Angela Palmer: Scan Art

Nurturing her sculptural technique as an anatomist at the Ruskin School, Angela Palmer’s portrait include an eighth century BC Theban priest, Djeddjehutyiuefankh, and Eclipse, an 18th century thoroughbred racehorse, as well as a series based on the head of the novelist Robert Harris and, in an Ashmolean Museum work described as “sensational”, a Mummy Boy revealing the contours of a child wrapped within a 2,000-year-old Egyptian mummy.

In her incredibly intricate new work – the first to enter the Scottish National Portrait Gallery – planes of glass map sections of the brain, based on MRI scans of the artist’s brain at University College London to form a layered 3D image. The brain appears to float, only revealing itself from certain angles.
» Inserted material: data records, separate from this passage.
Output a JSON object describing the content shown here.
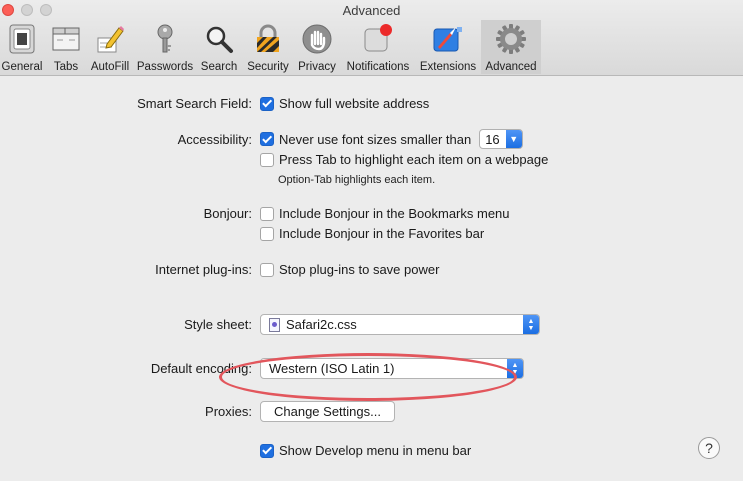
{
  "window": {
    "title": "Advanced"
  },
  "toolbar": {
    "items": [
      {
        "label": "General",
        "icon": "general-switch-icon"
      },
      {
        "label": "Tabs",
        "icon": "tabs-icon"
      },
      {
        "label": "AutoFill",
        "icon": "autofill-pencil-icon"
      },
      {
        "label": "Passwords",
        "icon": "key-icon"
      },
      {
        "label": "Search",
        "icon": "magnifier-icon"
      },
      {
        "label": "Security",
        "icon": "padlock-icon"
      },
      {
        "label": "Privacy",
        "icon": "hand-icon"
      },
      {
        "label": "Notifications",
        "icon": "notification-badge-icon"
      },
      {
        "label": "Extensions",
        "icon": "puzzle-compass-icon"
      },
      {
        "label": "Advanced",
        "icon": "gear-icon"
      }
    ],
    "selected": "Advanced"
  },
  "settings": {
    "smart_search": {
      "label": "Smart Search Field:",
      "option": "Show full website address",
      "checked": true
    },
    "accessibility": {
      "label": "Accessibility:",
      "font_option": "Never use font sizes smaller than",
      "font_checked": true,
      "font_size": "16",
      "tab_option": "Press Tab to highlight each item on a webpage",
      "tab_checked": false,
      "tab_hint": "Option-Tab highlights each item."
    },
    "bonjour": {
      "label": "Bonjour:",
      "bookmarks_option": "Include Bonjour in the Bookmarks menu",
      "favorites_option": "Include Bonjour in the Favorites bar"
    },
    "plugins": {
      "label": "Internet plug-ins:",
      "option": "Stop plug-ins to save power"
    },
    "stylesheet": {
      "label": "Style sheet:",
      "value": "Safari2c.css"
    },
    "encoding": {
      "label": "Default encoding:",
      "value": "Western (ISO Latin 1)"
    },
    "proxies": {
      "label": "Proxies:",
      "button": "Change Settings..."
    },
    "develop": {
      "option": "Show Develop menu in menu bar",
      "checked": true
    }
  },
  "help": {
    "symbol": "?"
  },
  "colors": {
    "accent": "#1f6fe0",
    "annotation": "#e2565c",
    "close": "#fc5f57"
  }
}
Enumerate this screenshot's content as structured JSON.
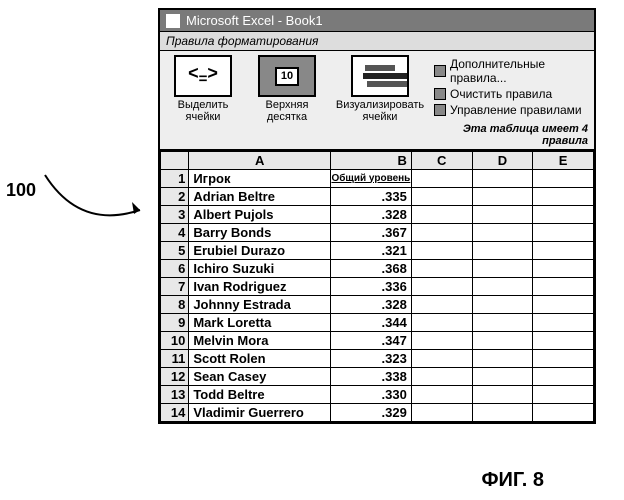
{
  "annotation": {
    "ref": "100",
    "fig": "ФИГ. 8"
  },
  "window": {
    "title": "Microsoft Excel - Book1",
    "ribbon_title": "Правила форматирования",
    "groups": {
      "highlight": {
        "label": "Выделить ячейки",
        "glyph": "< = >"
      },
      "top10": {
        "label": "Верхняя десятка",
        "glyph": "10"
      },
      "visualize": {
        "label": "Визуализировать ячейки"
      }
    },
    "links": {
      "more": "Дополнительные правила...",
      "clear": "Очистить правила",
      "manage": "Управление правилами"
    },
    "status": "Эта таблица имеет 4 правила"
  },
  "grid": {
    "columns": [
      "A",
      "B",
      "C",
      "D",
      "E"
    ],
    "headers": {
      "player": "Игрок",
      "level": "Общий уровень"
    },
    "rows": [
      {
        "n": 1
      },
      {
        "n": 2,
        "player": "Adrian Beltre",
        "val": ".335"
      },
      {
        "n": 3,
        "player": "Albert Pujols",
        "val": ".328"
      },
      {
        "n": 4,
        "player": "Barry Bonds",
        "val": ".367"
      },
      {
        "n": 5,
        "player": "Erubiel Durazo",
        "val": ".321"
      },
      {
        "n": 6,
        "player": "Ichiro Suzuki",
        "val": ".368"
      },
      {
        "n": 7,
        "player": "Ivan Rodriguez",
        "val": ".336"
      },
      {
        "n": 8,
        "player": "Johnny Estrada",
        "val": ".328"
      },
      {
        "n": 9,
        "player": "Mark Loretta",
        "val": ".344"
      },
      {
        "n": 10,
        "player": "Melvin Mora",
        "val": ".347"
      },
      {
        "n": 11,
        "player": "Scott Rolen",
        "val": ".323"
      },
      {
        "n": 12,
        "player": "Sean Casey",
        "val": ".338"
      },
      {
        "n": 13,
        "player": "Todd Beltre",
        "val": ".330"
      },
      {
        "n": 14,
        "player": "Vladimir Guerrero",
        "val": ".329"
      }
    ]
  }
}
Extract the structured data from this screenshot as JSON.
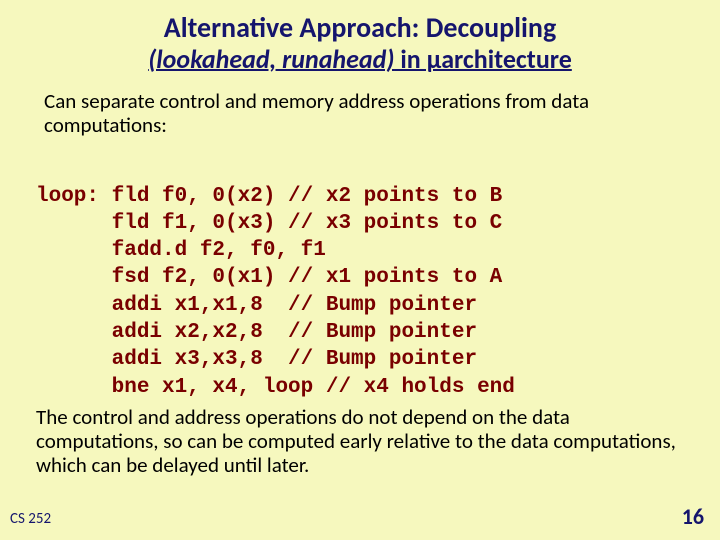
{
  "title": {
    "line1": "Alternative Approach: Decoupling",
    "line2_em": "(lookahead, runahead)",
    "line2_rest": " in µarchitecture"
  },
  "intro": "Can separate control and memory address operations from data computations:",
  "code": {
    "l1": "loop: fld f0, 0(x2) // x2 points to B",
    "l2": "      fld f1, 0(x3) // x3 points to C",
    "l3": "      fadd.d f2, f0, f1",
    "l4": "      fsd f2, 0(x1) // x1 points to A",
    "l5": "      addi x1,x1,8  // Bump pointer",
    "l6": "      addi x2,x2,8  // Bump pointer",
    "l7": "      addi x3,x3,8  // Bump pointer",
    "l8": "      bne x1, x4, loop // x4 holds end"
  },
  "outro": "The control and address operations do not depend on the data computations, so can be computed early relative to the data computations, which can be delayed until later.",
  "footer": {
    "course": "CS 252",
    "page": "16"
  }
}
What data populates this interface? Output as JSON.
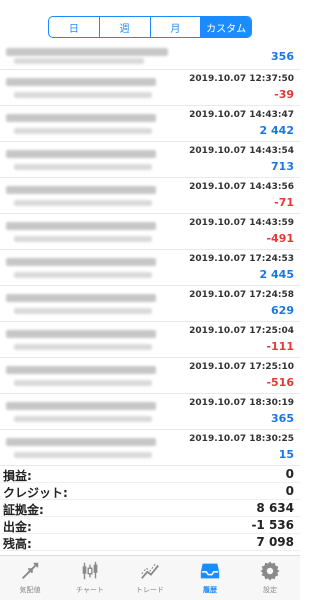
{
  "period_tabs": [
    {
      "label": "日",
      "active": false
    },
    {
      "label": "週",
      "active": false
    },
    {
      "label": "月",
      "active": false
    },
    {
      "label": "カスタム",
      "active": true
    }
  ],
  "history": [
    {
      "time": "",
      "amount": "356",
      "sign": "pos"
    },
    {
      "time": "2019.10.07 12:37:50",
      "amount": "-39",
      "sign": "neg"
    },
    {
      "time": "2019.10.07 14:43:47",
      "amount": "2 442",
      "sign": "pos"
    },
    {
      "time": "2019.10.07 14:43:54",
      "amount": "713",
      "sign": "pos"
    },
    {
      "time": "2019.10.07 14:43:56",
      "amount": "-71",
      "sign": "neg"
    },
    {
      "time": "2019.10.07 14:43:59",
      "amount": "-491",
      "sign": "neg"
    },
    {
      "time": "2019.10.07 17:24:53",
      "amount": "2 445",
      "sign": "pos"
    },
    {
      "time": "2019.10.07 17:24:58",
      "amount": "629",
      "sign": "pos"
    },
    {
      "time": "2019.10.07 17:25:04",
      "amount": "-111",
      "sign": "neg"
    },
    {
      "time": "2019.10.07 17:25:10",
      "amount": "-516",
      "sign": "neg"
    },
    {
      "time": "2019.10.07 18:30:19",
      "amount": "365",
      "sign": "pos"
    },
    {
      "time": "2019.10.07 18:30:25",
      "amount": "15",
      "sign": "pos"
    }
  ],
  "summary": {
    "profit_label": "損益:",
    "profit_value": "0",
    "credit_label": "クレジット:",
    "credit_value": "0",
    "deposit_label": "証拠金:",
    "deposit_value": "8 634",
    "withdrawal_label": "出金:",
    "withdrawal_value": "-1 536",
    "balance_label": "残高:",
    "balance_value": "7 098"
  },
  "tabbar": {
    "quotes": "気配値",
    "chart": "チャート",
    "trade": "トレード",
    "history": "履歴",
    "settings": "設定"
  },
  "colors": {
    "accent": "#1a8cff",
    "positive": "#1a78e6",
    "negative": "#e53935",
    "inactive": "#8a8a8a"
  }
}
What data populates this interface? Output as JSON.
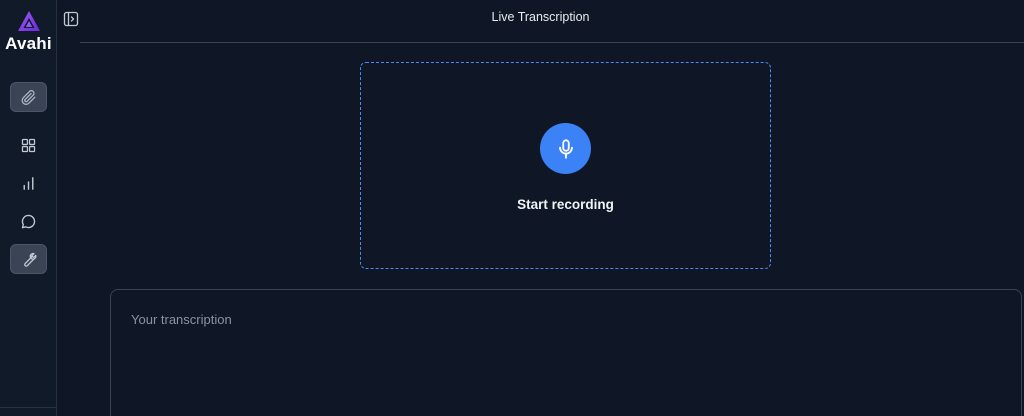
{
  "brand": {
    "name": "Avahi",
    "accent": "#7c3aed"
  },
  "sidebar": {
    "items": [
      {
        "icon": "paperclip-icon",
        "active": true
      },
      {
        "icon": "grid-icon",
        "active": false
      },
      {
        "icon": "bar-chart-icon",
        "active": false
      },
      {
        "icon": "chat-bubble-icon",
        "active": false
      },
      {
        "icon": "wrench-icon",
        "active": true
      }
    ]
  },
  "header": {
    "title": "Live Transcription",
    "toggle_icon": "sidebar-toggle-icon"
  },
  "recorder": {
    "label": "Start recording",
    "icon": "microphone-icon",
    "button_color": "#3b82f6",
    "border_color": "#4d8bf0"
  },
  "transcription": {
    "placeholder": "Your transcription",
    "value": ""
  }
}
“It is an extraordinary experience, staring at your brain floating in a glass chamber before you,” says Palmer.

“I took details from 16 scanned slices of my brain and engraved those onto glass. Each glass sheet is then separated by small glass dividers and set into a glass cube by a specialist, Dave Brooks, at Instrument Glasses in Enfield, near London.

“Unlike traditional portraiture, an image of one’s brain does not depict anything recognisably ‘you’, and yet it could not be more intensely personal.

“I hope through this work, visitors will contemplate their own brain – the organ which makes us who we are, the command centre which controls our senses, our behaviour, our very being.”

Palmer’s analysis might stem from her career as a journalist. Born in Aberdeen, she also studied at the Royal College of Art until 2007, producing an installation of West African rainforest tree stumps – Ghost Forest – in Trafalgar Square and at the UN’s Climate Change Conference in Copenhagen.

She considers it an “enormous honour” to appear in the gallery, and calls the position of The Artist’s Brain, beneath a frieze of some of the most illustrious Scots in history, “all the more daunting”.

“Perhaps visitors will now glance up at these great figures above and reflect on the prodigious minds bearing down at them,” she say.